MobiRAG (Mobile Retrieval-Augmented Generation) is a lightweight, privacy-first Android app that enables users to chat with any PDF file stored on their phone — entirely offline. With on-device embedding generation, vector compression, and SLM inference, MobiRAG brings the power of AI search and summarization directly to your pocket.
No internet, no cloud servers, and no telemetry — everything runs natively on your phone, ensuring complete data privacy and zero leakage. Whether you’re reviewing research papers, legal documents, or ebooks, MobiRAG offers a seamless way to search, ask questions, and summarize content using optimized RAG for mobile devices.
MobiRAG_finalcut_cropped.mp4
🔺️ YT Video
| Feature | Description |
|---|---|
| 🔐 100% On-Device | No cloud calls. No telemetry. Your data never leaves your phone. |
| 🧠 Embeddings via ONNX | Runs all-MiniLM-L6-v2 model for fast, good-quality sentence embeddings on phone. |
| 📚 PDF Discovery & Parsing | Detects and processes all PDFs on device using PDFBox. |
| 🔎 Semantic Search with FAISS | PQ-compressed embeddings enable scalable vector search on-device. |
| 💬 SLM Chat with Context | On-device Small LM like Qwen 0.5B generates answers grounded in PDF context. |
| 🔁 Hybrid RAG | Combines FAISS vector similarity with TF-IDF keyword overlap. |
| 🖼️ Lightweight UI | Responsive and optimized for phones with minimalistic design. |
- Extracts text from each page using PDFBox
- Splits into clean sentence-based units
- Combines sentences into chunks of ~1024 characters with 1-sentence overlap
- Encodes all chunks using ONNX
all-MiniLM-L6-v2model - Compresses embeddings using FAISS Product Quantization (PQ)
- Stores only metadata (PDF URI, page, offset), not the chunk text itself
- User query is embedded using ONNX
all-MiniLM-L6-v2model - FAISS returns top-k chunk IDs based on PQ-compressed vector similarity (nearest neighbours appraoch)

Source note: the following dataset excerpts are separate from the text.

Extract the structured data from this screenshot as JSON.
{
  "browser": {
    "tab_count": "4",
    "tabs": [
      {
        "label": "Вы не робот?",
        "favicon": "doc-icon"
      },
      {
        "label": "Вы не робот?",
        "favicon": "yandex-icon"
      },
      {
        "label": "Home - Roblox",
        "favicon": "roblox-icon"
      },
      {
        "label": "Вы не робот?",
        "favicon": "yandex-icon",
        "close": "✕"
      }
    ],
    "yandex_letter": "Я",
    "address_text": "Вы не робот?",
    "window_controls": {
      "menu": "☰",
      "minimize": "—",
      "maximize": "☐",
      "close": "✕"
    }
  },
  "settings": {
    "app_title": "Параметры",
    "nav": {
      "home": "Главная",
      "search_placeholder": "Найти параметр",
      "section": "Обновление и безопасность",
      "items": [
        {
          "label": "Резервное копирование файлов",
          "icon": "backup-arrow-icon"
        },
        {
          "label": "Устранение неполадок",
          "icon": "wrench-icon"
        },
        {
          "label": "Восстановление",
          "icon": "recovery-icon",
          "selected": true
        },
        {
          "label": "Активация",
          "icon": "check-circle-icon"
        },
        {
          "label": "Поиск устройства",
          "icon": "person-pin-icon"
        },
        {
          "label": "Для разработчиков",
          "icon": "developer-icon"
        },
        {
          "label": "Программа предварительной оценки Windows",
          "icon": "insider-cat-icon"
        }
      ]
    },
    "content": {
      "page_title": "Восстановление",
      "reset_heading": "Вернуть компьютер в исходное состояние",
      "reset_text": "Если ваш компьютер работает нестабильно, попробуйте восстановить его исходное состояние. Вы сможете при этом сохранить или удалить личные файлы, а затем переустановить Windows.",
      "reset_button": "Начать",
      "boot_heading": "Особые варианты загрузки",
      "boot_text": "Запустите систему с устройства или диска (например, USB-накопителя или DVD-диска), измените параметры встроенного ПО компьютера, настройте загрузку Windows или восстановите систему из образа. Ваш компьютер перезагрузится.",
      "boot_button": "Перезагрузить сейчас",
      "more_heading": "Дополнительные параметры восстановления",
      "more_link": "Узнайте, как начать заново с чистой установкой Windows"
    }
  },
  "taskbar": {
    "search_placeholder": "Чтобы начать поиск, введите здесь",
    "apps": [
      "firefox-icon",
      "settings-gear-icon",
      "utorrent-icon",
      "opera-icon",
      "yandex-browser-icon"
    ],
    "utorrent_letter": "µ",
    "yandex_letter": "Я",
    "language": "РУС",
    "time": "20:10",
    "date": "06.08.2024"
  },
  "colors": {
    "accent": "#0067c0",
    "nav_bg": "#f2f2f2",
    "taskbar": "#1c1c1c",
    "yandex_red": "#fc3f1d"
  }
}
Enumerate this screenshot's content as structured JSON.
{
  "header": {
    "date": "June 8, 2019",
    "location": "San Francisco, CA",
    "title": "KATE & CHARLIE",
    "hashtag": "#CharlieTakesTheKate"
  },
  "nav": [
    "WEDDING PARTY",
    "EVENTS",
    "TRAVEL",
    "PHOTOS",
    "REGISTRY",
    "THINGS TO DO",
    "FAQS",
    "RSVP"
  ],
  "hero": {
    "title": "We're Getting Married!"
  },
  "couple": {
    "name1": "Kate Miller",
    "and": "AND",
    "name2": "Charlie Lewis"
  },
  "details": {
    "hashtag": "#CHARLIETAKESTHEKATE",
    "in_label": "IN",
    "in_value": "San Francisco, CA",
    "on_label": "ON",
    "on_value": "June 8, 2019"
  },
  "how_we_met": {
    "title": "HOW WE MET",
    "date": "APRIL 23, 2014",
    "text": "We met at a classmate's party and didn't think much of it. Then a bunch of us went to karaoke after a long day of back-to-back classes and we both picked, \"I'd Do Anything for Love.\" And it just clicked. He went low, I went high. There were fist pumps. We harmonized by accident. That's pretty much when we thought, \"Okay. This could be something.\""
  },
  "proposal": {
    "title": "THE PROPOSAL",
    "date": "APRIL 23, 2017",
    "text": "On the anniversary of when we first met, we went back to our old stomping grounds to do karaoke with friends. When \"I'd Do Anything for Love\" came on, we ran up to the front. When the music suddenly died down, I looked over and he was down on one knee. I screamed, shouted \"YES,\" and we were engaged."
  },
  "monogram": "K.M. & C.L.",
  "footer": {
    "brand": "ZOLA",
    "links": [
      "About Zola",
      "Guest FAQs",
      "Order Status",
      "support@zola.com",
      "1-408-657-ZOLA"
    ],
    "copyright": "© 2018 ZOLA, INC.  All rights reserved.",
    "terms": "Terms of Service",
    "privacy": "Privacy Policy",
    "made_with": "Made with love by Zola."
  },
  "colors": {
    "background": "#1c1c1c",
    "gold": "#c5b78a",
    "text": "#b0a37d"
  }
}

- Matching metadata is used to extract chunk text on the fly
- TF-IDF keyword overlap further refines relevance
- Combined context is used to prompt a local SLM (Qwen) to generate the answer
This reduces memory footprint and ensures that deleted PDFs cannot be queried later (privacy by design).
- ✨ Efficient Compression: FAISS PQ compresses 384-dim vectors at 32x, enabling 1000 PDFs to fit in ~2.4MB (upto 97x can be obtained with a compromize on performance).
- ✨ FAISS Tradeoff: Slight drop in search quality from PQ vs flat index — but acceptable for mobile efficiency.
- ✨ Metadata-Only Storage: Chunks are not stored — only chunkID + PDF location + offset are. Text is extracted on-demand.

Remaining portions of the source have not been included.